A system administrator needs to create a shell script that iterates over user-specified file names and checks if each file exists in the current directory. If the file exists, the script should display the name of the file along with a message stating that it exists. Which of the following script snippets would BEST accomplish this task?
for file in "$@"; do if [ -e "$file" ]; then echo "File $file exists"; fi; done
for file in "$@"; do if [ -e $file_name ]; then echo "File $file found"; fi; done
for file; do if [ -e "$file exists" ]; then echo "The file was found"; fi; done
for file in "$@"; do echo "Checking $file" << if [ -e $file ]; then echo "$file detected"; fi; done
The correct answer is Option A. The for file in "$@"; do ...; done loop correctly iterates over the list of arguments passed to the script. For each iteration, if [ -e "$file" ]; then checks if the current file exists with -e (file exists test operator) and the following echo "File $file exists" statement prints the appropriate message. Double-quoted $file prevents issues with filenames containing spaces or special characters.

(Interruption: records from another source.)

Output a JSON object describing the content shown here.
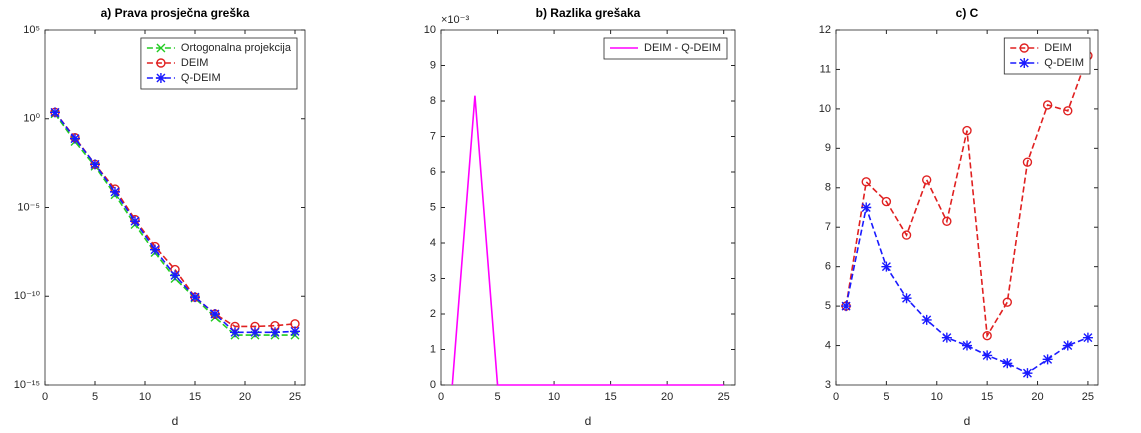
{
  "chart_data": [
    {
      "type": "line",
      "title": "a) Prava prosječna greška",
      "x_label": "d",
      "log_y": true,
      "legend": "upper right",
      "x": [
        1,
        3,
        5,
        7,
        9,
        11,
        13,
        15,
        17,
        19,
        21,
        23,
        25
      ],
      "xlim": [
        0,
        26
      ],
      "xticks": [
        0,
        5,
        10,
        15,
        20,
        25
      ],
      "ylim": [
        1e-15,
        100000.0
      ],
      "yticks": [
        {
          "value": 1e-15,
          "label": "10⁻¹⁵"
        },
        {
          "value": 1e-10,
          "label": "10⁻¹⁰"
        },
        {
          "value": 1e-05,
          "label": "10⁻⁵"
        },
        {
          "value": 1,
          "label": "10⁰"
        },
        {
          "value": 100000.0,
          "label": "10⁵"
        }
      ],
      "series": [
        {
          "name": "Ortogonalna projekcija",
          "color": "#22cc22",
          "marker": "x",
          "dashed": true,
          "values": [
            1.9,
            0.052,
            0.0021,
            5.2e-05,
            1.1e-06,
            2.9e-08,
            1e-09,
            7.9e-11,
            6.6e-12,
            6.5e-13,
            6.5e-13,
            6.5e-13,
            6.5e-13
          ]
        },
        {
          "name": "DEIM",
          "color": "#e02020",
          "marker": "o",
          "dashed": true,
          "values": [
            2.3,
            0.085,
            0.0027,
            0.00011,
            2.1e-06,
            6.3e-08,
            3.2e-09,
            8.9e-11,
            1e-11,
            2e-12,
            2e-12,
            2.2e-12,
            2.8e-12
          ]
        },
        {
          "name": "Q-DEIM",
          "color": "#1a1aff",
          "marker": "*",
          "dashed": true,
          "values": [
            2.3,
            0.076,
            0.0027,
            7.6e-05,
            1.7e-06,
            4.2e-08,
            1.5e-09,
            8.9e-11,
            1e-11,
            9.3e-13,
            9.3e-13,
            9.3e-13,
            1.05e-12
          ]
        }
      ]
    },
    {
      "type": "line",
      "title": "b) Razlika grešaka",
      "x_label": "d",
      "log_y": false,
      "legend": "upper right",
      "y_multiplier": "×10⁻³",
      "x": [
        1,
        3,
        5,
        7,
        9,
        11,
        13,
        15,
        17,
        19,
        21,
        23,
        25
      ],
      "xlim": [
        0,
        26
      ],
      "xticks": [
        0,
        5,
        10,
        15,
        20,
        25
      ],
      "ylim": [
        0,
        0.01
      ],
      "yticks": [
        0,
        {
          "value": 0.001,
          "label": "1"
        },
        {
          "value": 0.002,
          "label": "2"
        },
        {
          "value": 0.003,
          "label": "3"
        },
        {
          "value": 0.004,
          "label": "4"
        },
        {
          "value": 0.005,
          "label": "5"
        },
        {
          "value": 0.006,
          "label": "6"
        },
        {
          "value": 0.007,
          "label": "7"
        },
        {
          "value": 0.008,
          "label": "8"
        },
        {
          "value": 0.009,
          "label": "9"
        },
        {
          "value": 0.01,
          "label": "10"
        }
      ],
      "series": [
        {
          "name": "DEIM - Q-DEIM",
          "color": "#ff00ff",
          "marker": "none",
          "dashed": false,
          "values": [
            0,
            0.00815,
            0,
            0,
            0,
            0,
            0,
            0,
            0,
            0,
            0,
            0,
            0
          ]
        }
      ]
    },
    {
      "type": "line",
      "title": "c) C",
      "x_label": "d",
      "log_y": false,
      "legend": "upper right",
      "x": [
        1,
        3,
        5,
        7,
        9,
        11,
        13,
        15,
        17,
        19,
        21,
        23,
        25
      ],
      "xlim": [
        0,
        26
      ],
      "xticks": [
        0,
        5,
        10,
        15,
        20,
        25
      ],
      "ylim": [
        3,
        12
      ],
      "yticks": [
        3,
        4,
        5,
        6,
        7,
        8,
        9,
        10,
        11,
        12
      ],
      "series": [
        {
          "name": "DEIM",
          "color": "#e02020",
          "marker": "o",
          "dashed": true,
          "values": [
            5.0,
            8.15,
            7.65,
            6.8,
            8.2,
            7.15,
            9.45,
            4.25,
            5.1,
            8.65,
            10.1,
            9.95,
            11.35
          ]
        },
        {
          "name": "Q-DEIM",
          "color": "#1a1aff",
          "marker": "*",
          "dashed": true,
          "values": [
            5.0,
            7.5,
            6.0,
            5.2,
            4.65,
            4.2,
            4.0,
            3.75,
            3.55,
            3.3,
            3.65,
            4.0,
            4.2
          ]
        }
      ]
    }
  ]
}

Option B is incorrect because it checks if a string literal '$file exists' rather than checking if each file exists. Option C is incorrect as it checks for the variable $file_name which is not defined in the context and also uses incorrect syntax for testing file existence. Option D is incorrect because it uses << redirection operator, which is used to redirect input from a here document and is not a proper way to check for the existence of files.